The people in Wellington are as warm as the climate. Natasha says, “the climate is warm, with a significant temperature differentiation between day and night.”

“The warmth is also our ally,” she says, “our Chenin speaks of a generosity which is key in our expression.”

  Left: Natasha Williams, Winemaker

  1. Best of Both at Bosman

Wellington is situated 146m above sea level, the highest vineyards are at 386m and the lowest are elevated at 90m. Annual rainfall is 737m.

“The Bovlei vineyards are planted on the foothills of the Groenberg with the Limietberg Mountain range as a spectacular backdrop,” Natasha says.

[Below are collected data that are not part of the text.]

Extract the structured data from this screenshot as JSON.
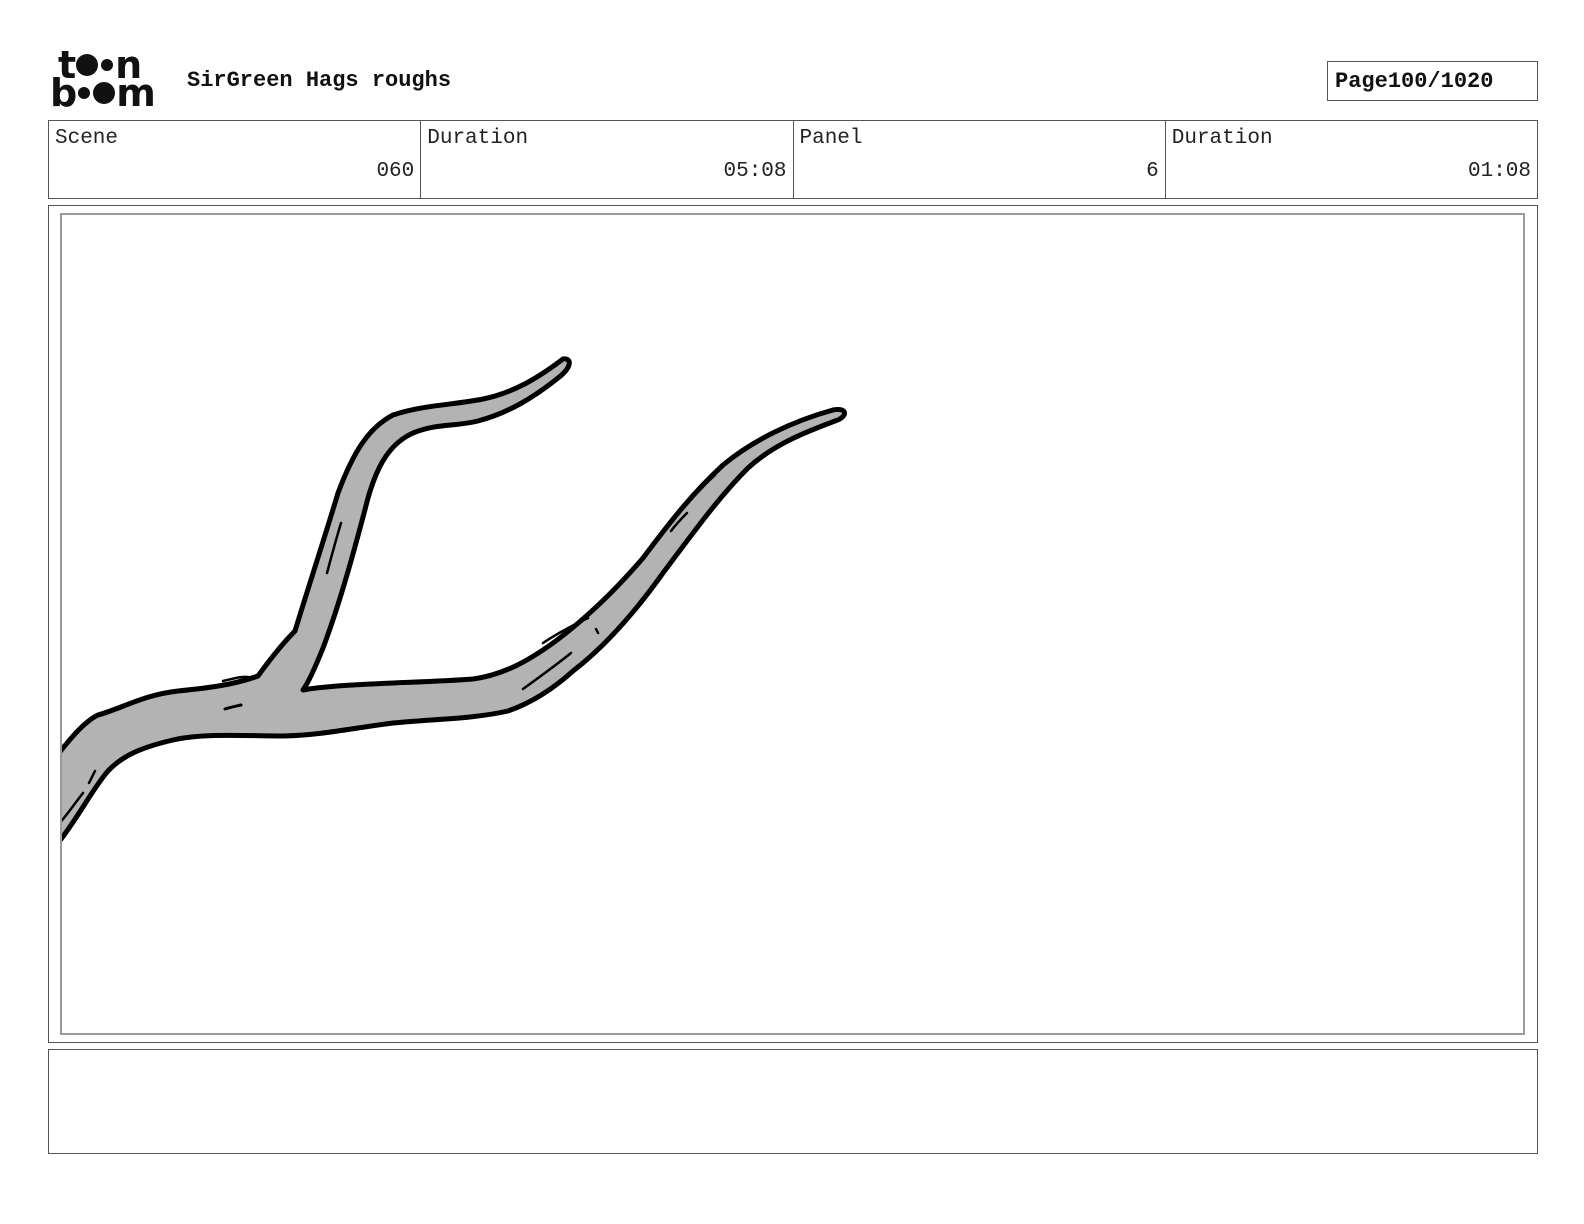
{
  "header": {
    "logo_alt": "toon boom",
    "title": "SirGreen Hags roughs",
    "page_label": "Page",
    "page_number": "100/1020"
  },
  "info": {
    "scene_label": "Scene",
    "scene_value": "060",
    "scene_duration_label": "Duration",
    "scene_duration_value": "05:08",
    "panel_label": "Panel",
    "panel_value": "6",
    "panel_duration_label": "Duration",
    "panel_duration_value": "01:08"
  },
  "panel": {
    "drawing": "branch-drawing",
    "colors": {
      "branch_fill": "#b3b3b3",
      "branch_outline": "#000000"
    }
  },
  "notes": {
    "text": ""
  }
}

The Bosman vineyards in this ward comprise of only 180ha, with the remainder comprised of mountainous land and nursery, rootstock and blueberry fields. Natasha says, “the varietals that are mostly planted are Chenin Blanc, Chardonnay, Pinotage, Cabernet Sauvignon and Merlot.”

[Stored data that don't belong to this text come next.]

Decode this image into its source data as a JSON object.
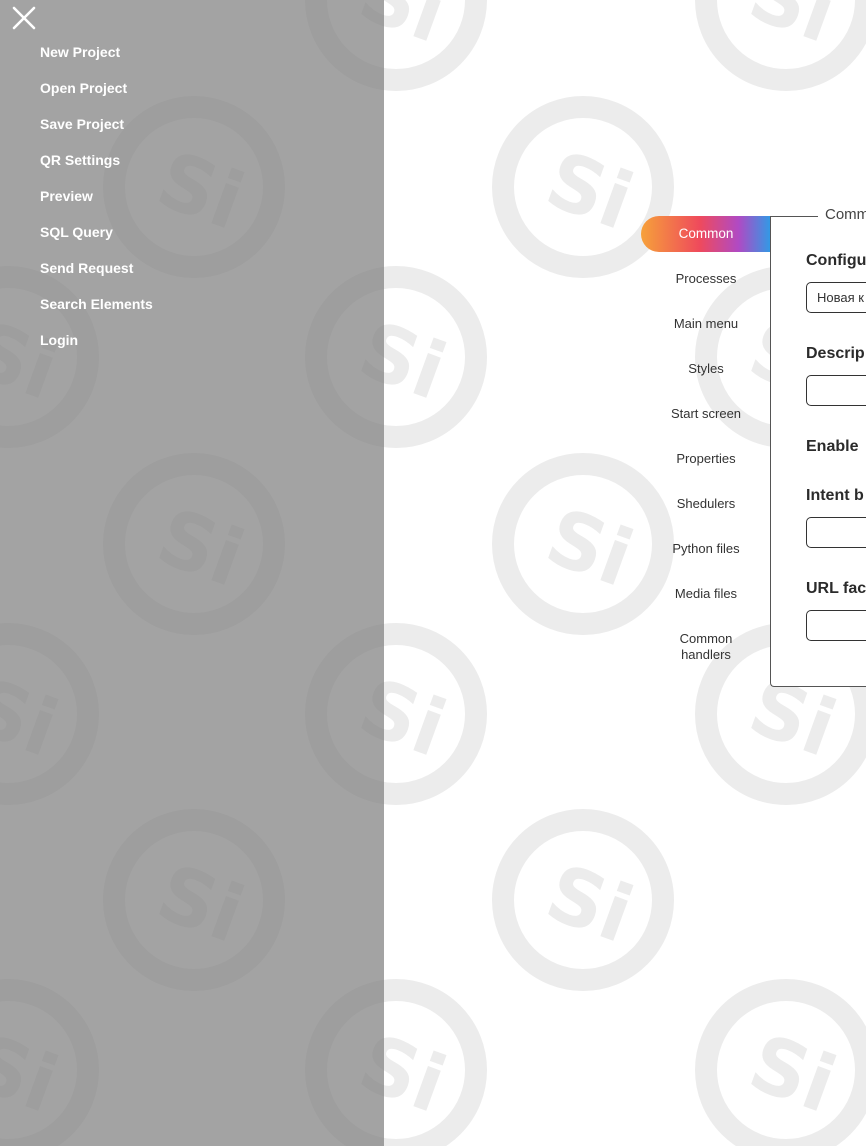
{
  "drawer": {
    "close_icon": "close-icon",
    "items": [
      {
        "label": "New Project"
      },
      {
        "label": "Open Project"
      },
      {
        "label": "Save Project"
      },
      {
        "label": "QR Settings"
      },
      {
        "label": "Preview"
      },
      {
        "label": "SQL Query"
      },
      {
        "label": "Send Request"
      },
      {
        "label": "Search Elements"
      },
      {
        "label": "Login"
      }
    ]
  },
  "tabs": {
    "items": [
      {
        "label": "Common",
        "active": true
      },
      {
        "label": "Processes"
      },
      {
        "label": "Main menu"
      },
      {
        "label": "Styles"
      },
      {
        "label": "Start screen"
      },
      {
        "label": "Properties"
      },
      {
        "label": "Shedulers"
      },
      {
        "label": "Python files"
      },
      {
        "label": "Media files"
      },
      {
        "label": "Common",
        "label2": "handlers"
      }
    ]
  },
  "panel": {
    "legend": "Comm",
    "fields": [
      {
        "label": "Configu",
        "value": "Новая к"
      },
      {
        "label": "Descrip",
        "value": ""
      },
      {
        "label": "Enable"
      },
      {
        "label": "Intent b",
        "value": ""
      },
      {
        "label": "URL fac",
        "value": ""
      }
    ]
  },
  "watermark": {
    "text": "Si"
  },
  "colors": {
    "drawer_overlay": "#808080",
    "active_tab_gradient_start": "#f6a13a",
    "active_tab_gradient_mid": "#ef4a5c",
    "active_tab_gradient_end": "#2f9be6"
  }
}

In parallel, the Berg River cluster of farms is located 15km north of the Wellington village.

“The farm comprises 155ha and the 31 vineyards planted are mostly Chenin Blanc, Cabernet Sauvignon and Shiraz,” Natasha says.

  1. When in Wellington

With its origins in the Loire Valley, in France, Chenin Blanc has found favour in South Africa with several successful iterations used in brandy, dessert wine, sparkling wine, still wine and even as a base wine for spirits.

Some Chenin Blanc from Wellington that Natasha recommends includes: Doolhof Riversteen Chenin Blanc 2017; Welgegund Old Vine Chenin Blanc 2019; Jacaranda Estate SALT 2017; Wellington Wines La Cave Chenin Blanc 2018 and Loose Cannon 2017 from Bosman.

Natasha describes the Loose Cannon 2017 as a fabulous Cap Classique. In parallel, Bosman Optenhorst Chenin Blanc is made from the third oldest Chenin Blanc vineyard in the country and remains a fine ambassador for Chenin Blanc.

While Wellington has a bounty of Chenin Blanc, Natasha also suggests that Wellington from other regions is worth raising a glass to. Natasha recommends: Aan De Doorns Chenin Blanc 2020; Kaapzicht 1947 2017; Badsberg Chenin Blanc 2020; Under Oaks Chenin Blanc 2020 and Spier 21 Gables Chenin Blanc 2019.

  Left: Bosman Optenhorst Chenin Blanc

  1. Sicily in South Africa

Bosman Nero has partnered with South African businessman and actor Thapelo Mokoena.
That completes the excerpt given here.